In Kiel wird das Institut für Sexualmedizin aufgelöst.

Opferschutz abgewickelt© Don Bayley - iStockphoto.comStudenten protestieren gegen die Schließung des Instituts für Sexualmedizin in Kiel
Am 27. September 2002 wird im schleswig-holsteinischen Neumünster die Leiche der 16-jährigen Jennifer gefunden. Der Körper des Mädchens ist halb nackt und weist Spuren erheblicher Gewalt auf. Der Täter muss seinen ganzen Hass auf das weibliche Geschlecht abreagiert haben: Jennifers Nasenbein ist gebrochen, ein Schlüsselbein und eine Rippe. Der Körper ist mit Hämatomen übersät, der Schädel unterblutet, das linke Auge durch einen Faustschlag verletzt. Der Tod trat durch Gewalt gegen den Hals ein, möglicherweise hat sich der Mörder auf die Kehle seines Opfers gekniet.

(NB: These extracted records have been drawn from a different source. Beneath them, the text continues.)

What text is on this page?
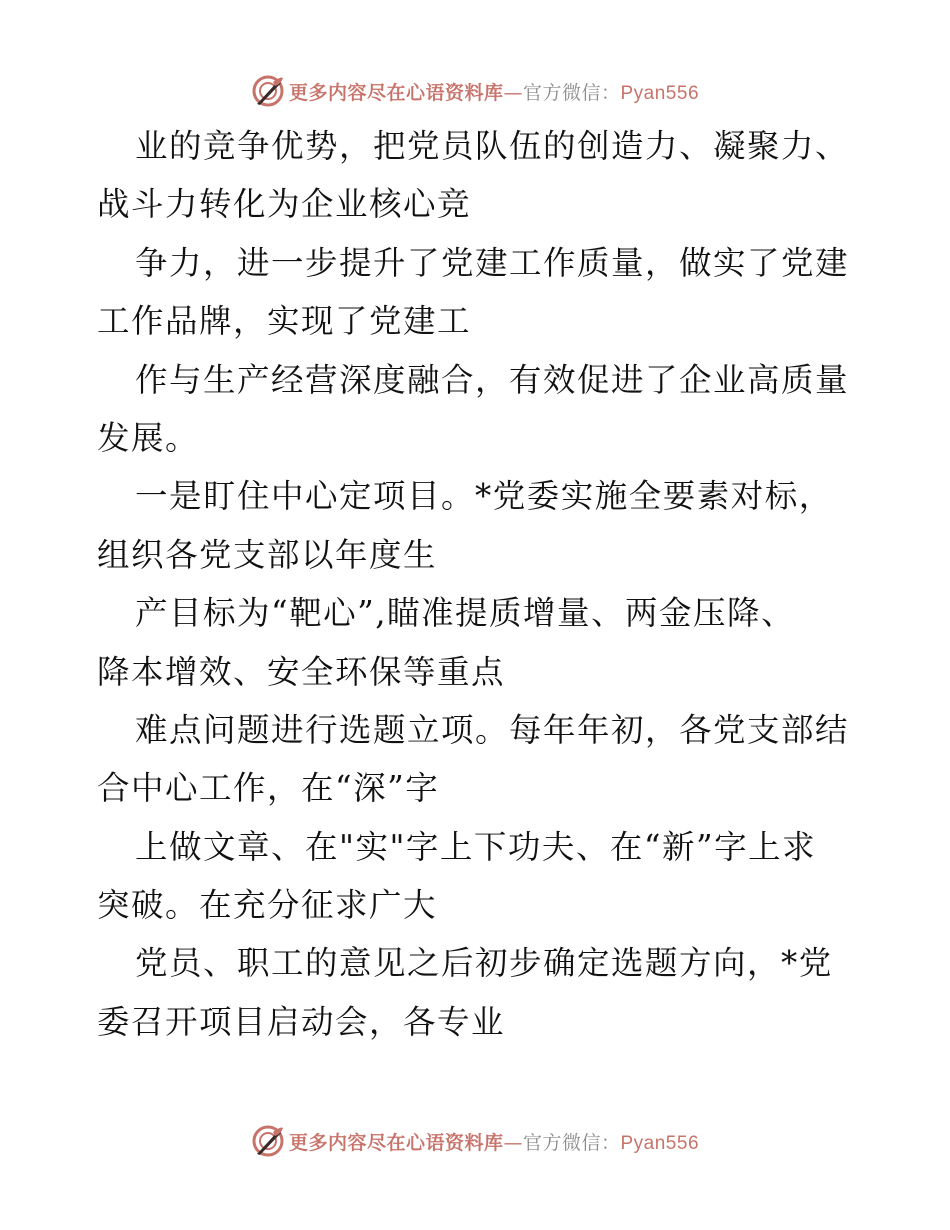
更多内容尽在心语资料库—官方微信：Pyan556
业的竞争优势，把党员队伍的创造力、凝聚力、
战斗力转化为企业核心竞
争力，进一步提升了党建工作质量，做实了党建
工作品牌，实现了党建工
作与生产经营深度融合，有效促进了企业高质量
发展。
一是盯住中心定项目。*党委实施全要素对标，
组织各党支部以年度生
产目标为“靶心”,瞄准提质增量、两金压降、
降本增效、安全环保等重点
难点问题进行选题立项。每年年初，各党支部结
合中心工作，在“深”字
上做文章、在"实"字上下功夫、在“新”字上求
突破。在充分征求广大
党员、职工的意见之后初步确定选题方向，*党
委召开项目启动会，各专业
更多内容尽在心语资料库—官方微信：Pyan556
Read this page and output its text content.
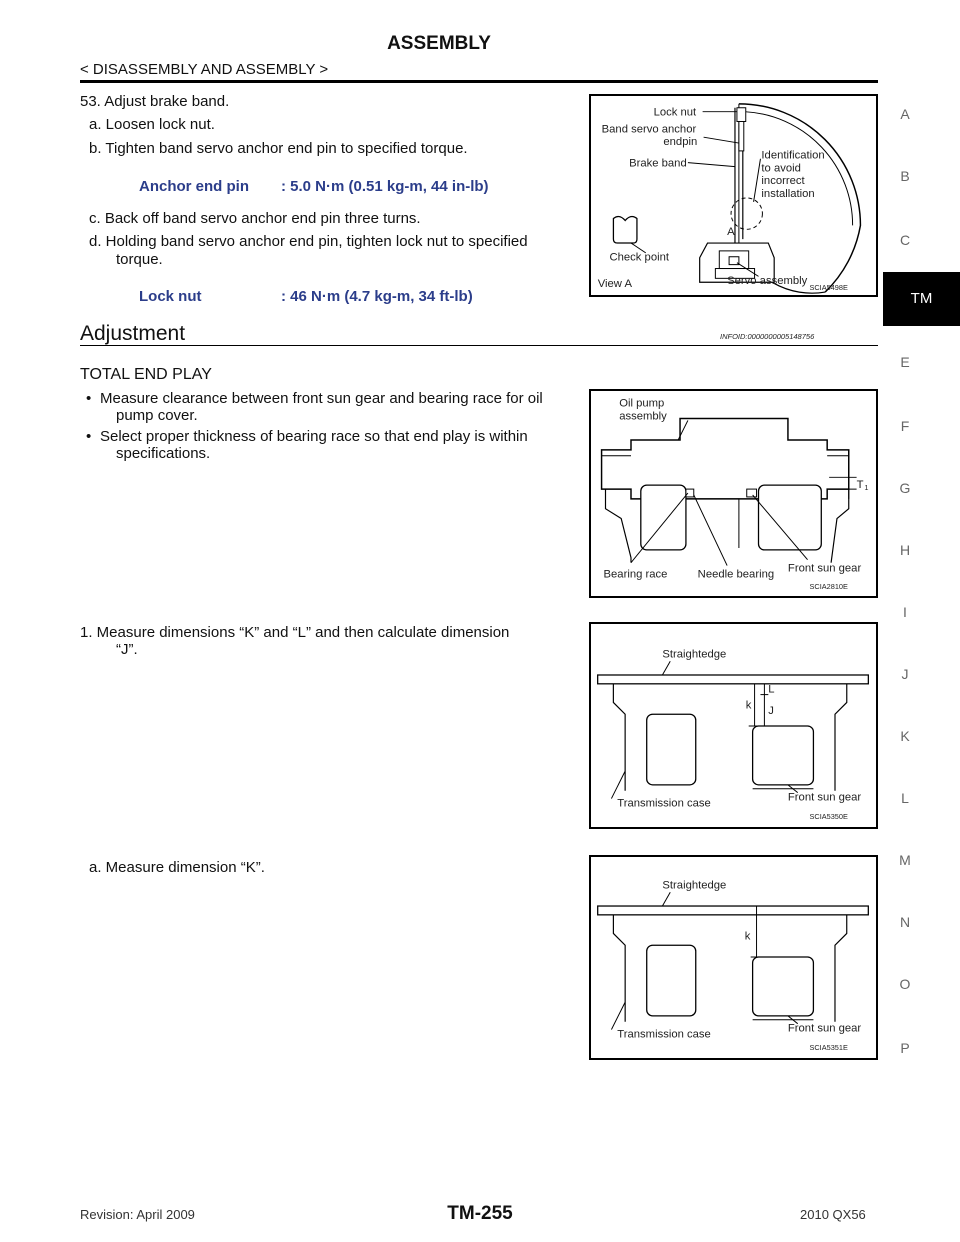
ASSEMBLY
< DISASSEMBLY AND ASSEMBLY >
A
B
C
TM
E
F
G
H
I
J
K
L
M
N
O
P
53. Adjust brake band.
a. Loosen lock nut.
b. Tighten band servo anchor end pin to specified torque.
Anchor end pin : 5.0 N·m (0.51 kg-m, 44 in-lb)
c. Back off band servo anchor end pin three turns.
d. Holding band servo anchor end pin, tighten lock nut to specified
torque.
Lock nut	: 46 N·m (4.7 kg-m, 34 ft-lb)
Lock nut
Band servo anchor
endpin
Brake band
Identification
to avoid
incorrect
installation
A
Check point
View A	Servo assembly
SCIA5498E
Adjustment	INFOID:0000000005148756
TOTAL END PLAY
• Measure clearance between front sun gear and bearing race for oil
pump cover.
• Select proper thickness of bearing race so that end play is within
specifications.
Oil pump
assembly
T 1
Bearing race	Needle bearing Front sun gear
SCIA2810E
1. Measure dimensions “K” and “L” and then calculate dimension
“J”.	Straightedge
L
k J
Transmission case	Front sun gear
SCIA5350E
a. Measure dimension “K”.
Straightedge
k
Transmission case	Front sun gear
SCIA5351E
Revision: April 2009	TM-255	2010 QX56
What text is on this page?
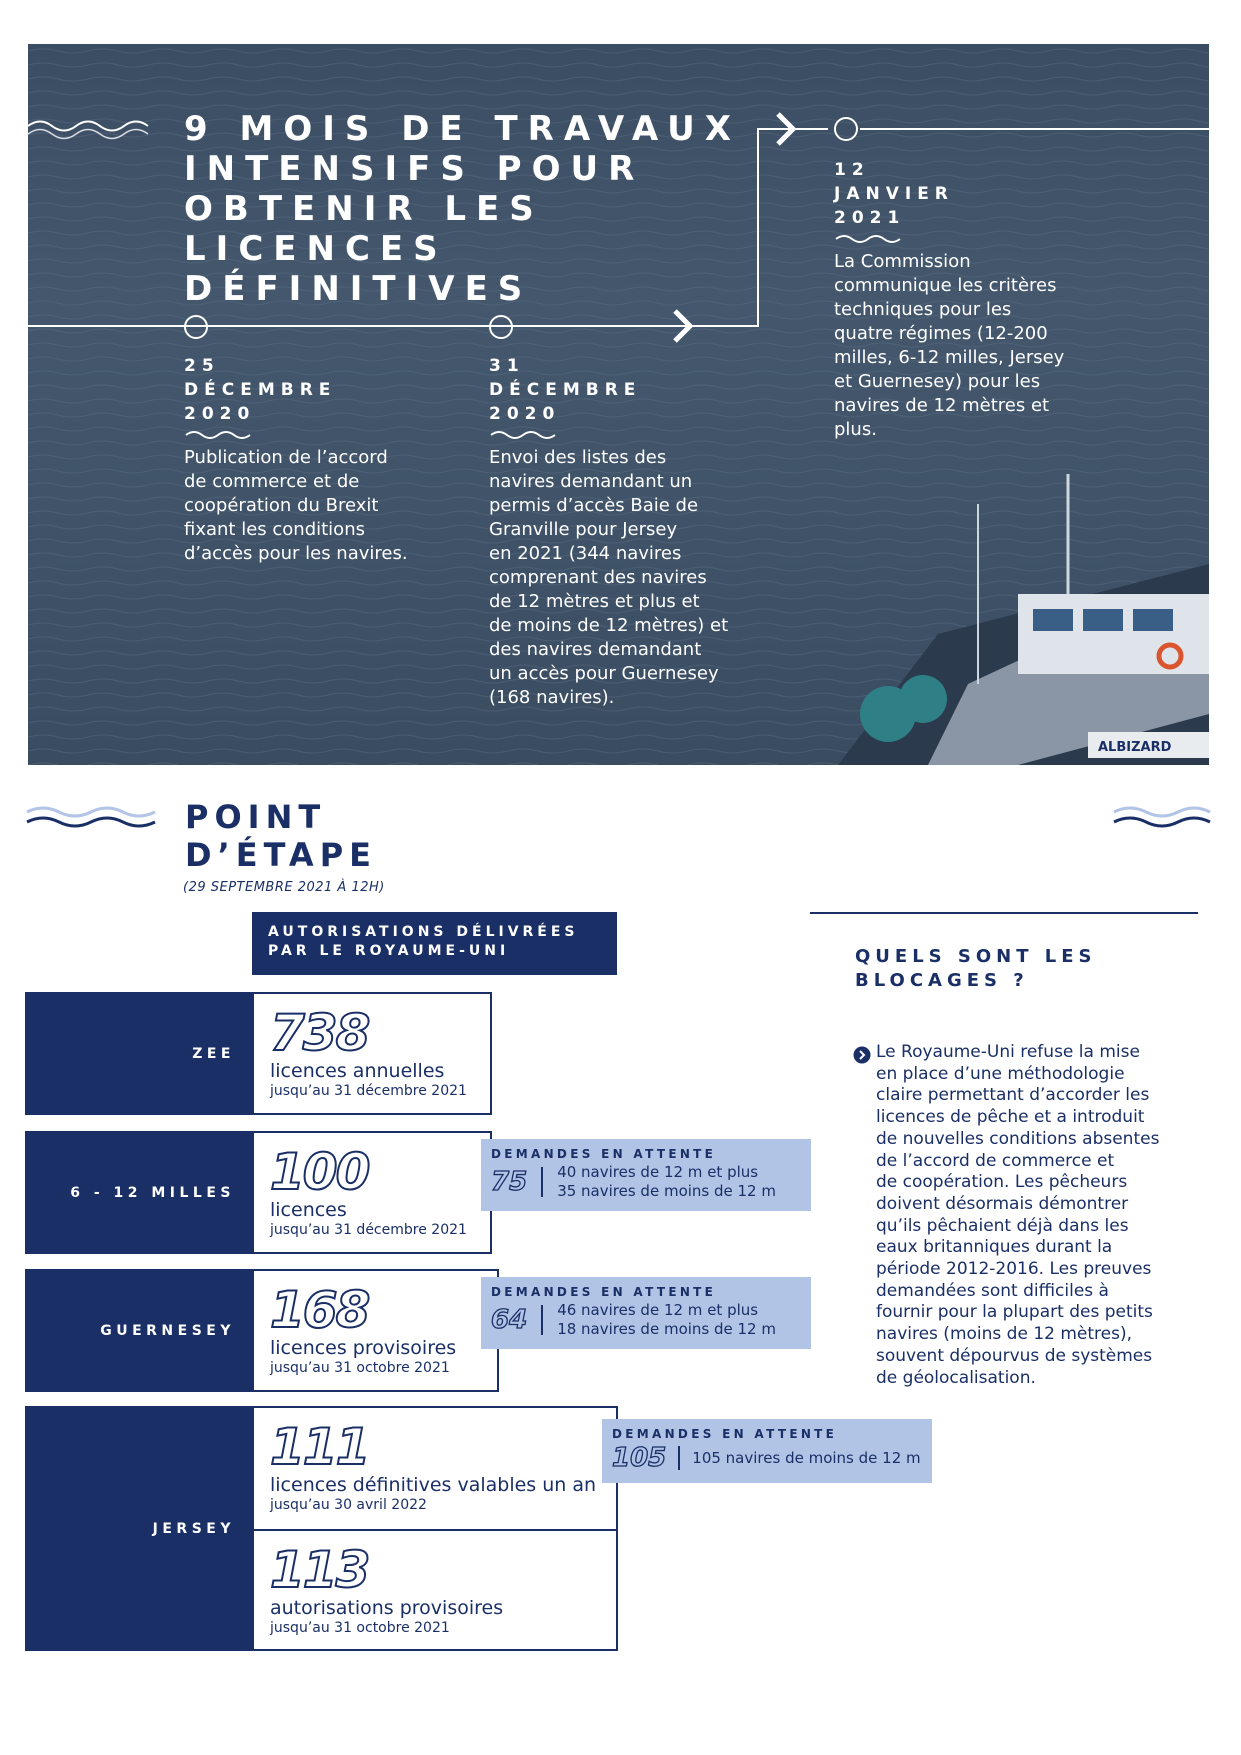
ALBIZARD
9 MOIS DE TRAVAUX
INTENSIFS POUR
OBTENIR LES LICENCES
DÉFINITIVES
25
DÉCEMBRE
2020
Publication de l’accord
de commerce et de
coopération du Brexit
fixant les conditions
d’accès pour les navires.
31
DÉCEMBRE
2020
Envoi des listes des
navires demandant un
permis d’accès Baie de
Granville pour Jersey
en 2021 (344 navires
comprenant des navires
de 12 mètres et plus et
de moins de 12 mètres) et
des navires demandant
un accès pour Guernesey
(168 navires).
12
JANVIER
2021
La Commission
communique les critères
techniques pour les
quatre régimes (12-200
milles, 6-12 milles, Jersey
et Guernesey) pour les
navires de 12 mètres et
plus.
POINT
D’ÉTAPE
(29 SEPTEMBRE 2021 À 12H)
AUTORISATIONS DÉLIVRÉES
PAR LE ROYAUME-UNI
ZEE 738
licences annuelles
jusqu’au 31 décembre 2021
6 - 12 MILLES 100
licences
jusqu’au 31 décembre 2021
DEMANDES EN ATTENTE
75 40 navires de 12 m et plus
35 navires de moins de 12 m
GUERNESEY 168
licences provisoires
jusqu’au 31 octobre 2021
DEMANDES EN ATTENTE
64 46 navires de 12 m et plus
18 navires de moins de 12 m
JERSEY
111
licences définitives valables un an
jusqu’au 30 avril 2022
113
autorisations provisoires
jusqu’au 31 octobre 2021
DEMANDES EN ATTENTE
105 105 navires de moins de 12 m
QUELS SONT LES
BLOCAGES ?
Le Royaume-Uni refuse la mise
en place d’une méthodologie
claire permettant d’accorder les
licences de pêche et a introduit
de nouvelles conditions absentes
de l’accord de commerce et
de coopération. Les pêcheurs
doivent désormais démontrer
qu’ils pêchaient déjà dans les
eaux britanniques durant la
période 2012-2016. Les preuves
demandées sont difficiles à
fournir pour la plupart des petits
navires (moins de 12 mètres),
souvent dépourvus de systèmes
de géolocalisation.
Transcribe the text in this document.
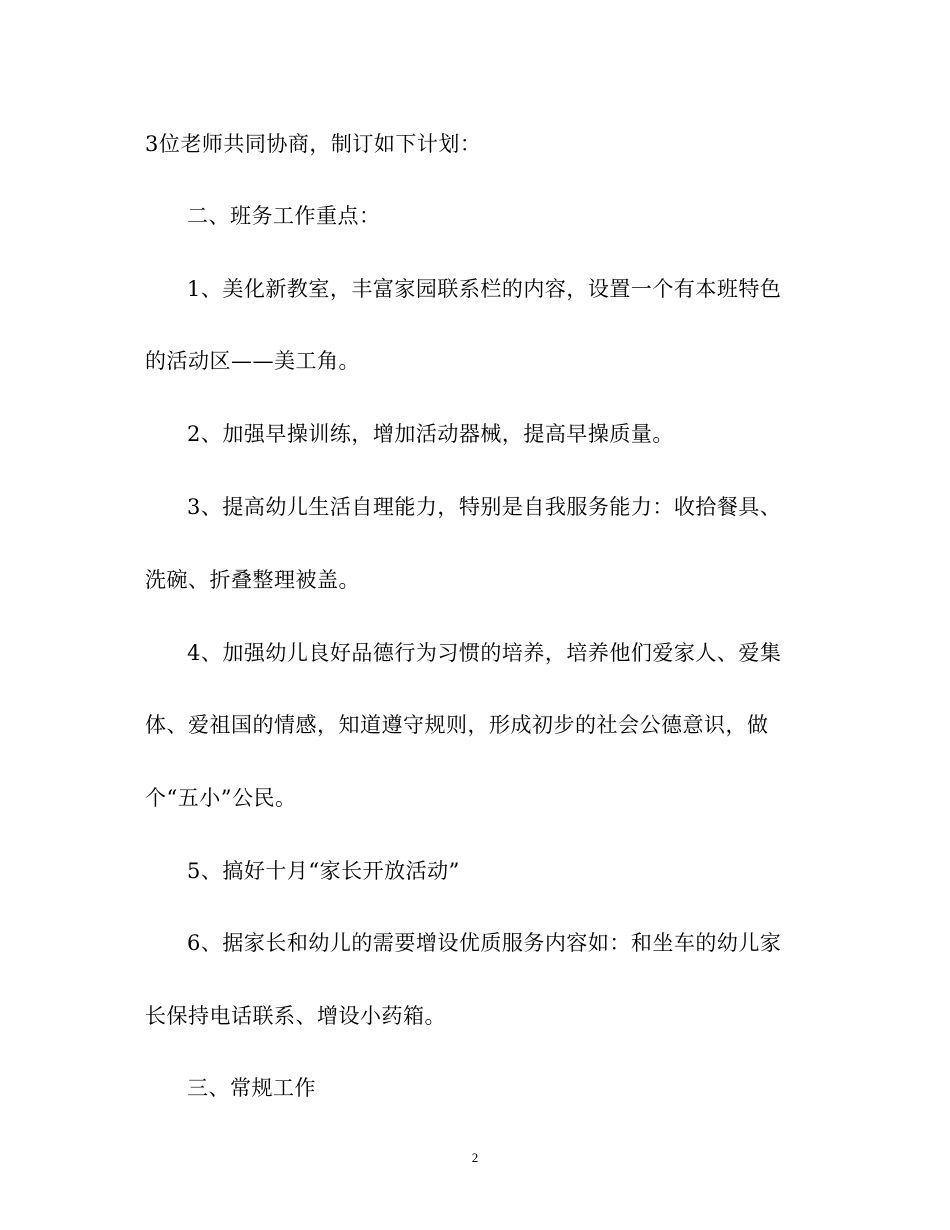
3位老师共同协商，制订如下计划：
二、班务工作重点：
1、美化新教室，丰富家园联系栏的内容，设置一个有本班特色
的活动区——美工角。
2、加强早操训练，增加活动器械，提高早操质量。
3、提高幼儿生活自理能力，特别是自我服务能力：收拾餐具、
洗碗、折叠整理被盖。
4、加强幼儿良好品德行为习惯的培养，培养他们爱家人、爱集
体、爱祖国的情感，知道遵守规则，形成初步的社会公德意识，做
个“五小”公民。
5、搞好十月“家长开放活动”
6、据家长和幼儿的需要增设优质服务内容如：和坐车的幼儿家
长保持电话联系、增设小药箱。
三、常规工作
2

Ein Jahr später wird ein 37-jähriger Kraftfahrer wegen Mordes an Jennifer zu einer lebenslangen Freiheitsstrafe verurteilt. Außerdem verhängt das Landgericht Kiel die Sicherungsverwahrung über den Angeklagten, weil eine erhebliche Gefahr von ihm ausgehe. Dabei stützen sich die Richter auf ein sexualmedizinisches Gutachten des Professors Hartmut Bosinski von der Universitätsklinik in Kiel. Der hatte den Angeklagten eingehend untersucht und bei ihm ein pathologisches Verhältnis zu Frauen und einen Hang zur sexualisierten Gewalt festgestellt. Das Besondere an dem Fall aber ist, dass der schwer gestörte Mann vor dem Mord zwar schon langjährige Freiheitsstrafen wegen diverser Vergewaltigungen verbüßt hatte - wobei die Brutalität der Tatausführung jedes Mal zunahm -, dass er aber noch niemals einem Sachverständigen vorgestellt worden war. Er war hart bestraft, seine gefährliche Veranlagung und seine triebhafte Neigung waren jedoch niemals erkannt worden.

Das ist der beunruhigende Alltag in der Strafjustiz. Nur die wenigsten Sexualstraftäter werden begutachtet, obwohl gerade ihr Delikt wie kein anderes das Vorhandensein einer forensisch relevanten Deformation nahelegt, der mit Strafen allein nicht beizukommen ist. Die Probleme dieser Täter werden im Gefängnis eher größer, und Rückfälle - die dann die Öffentlichkeit ängstigen und erschüttern - sind mitunter absehbar.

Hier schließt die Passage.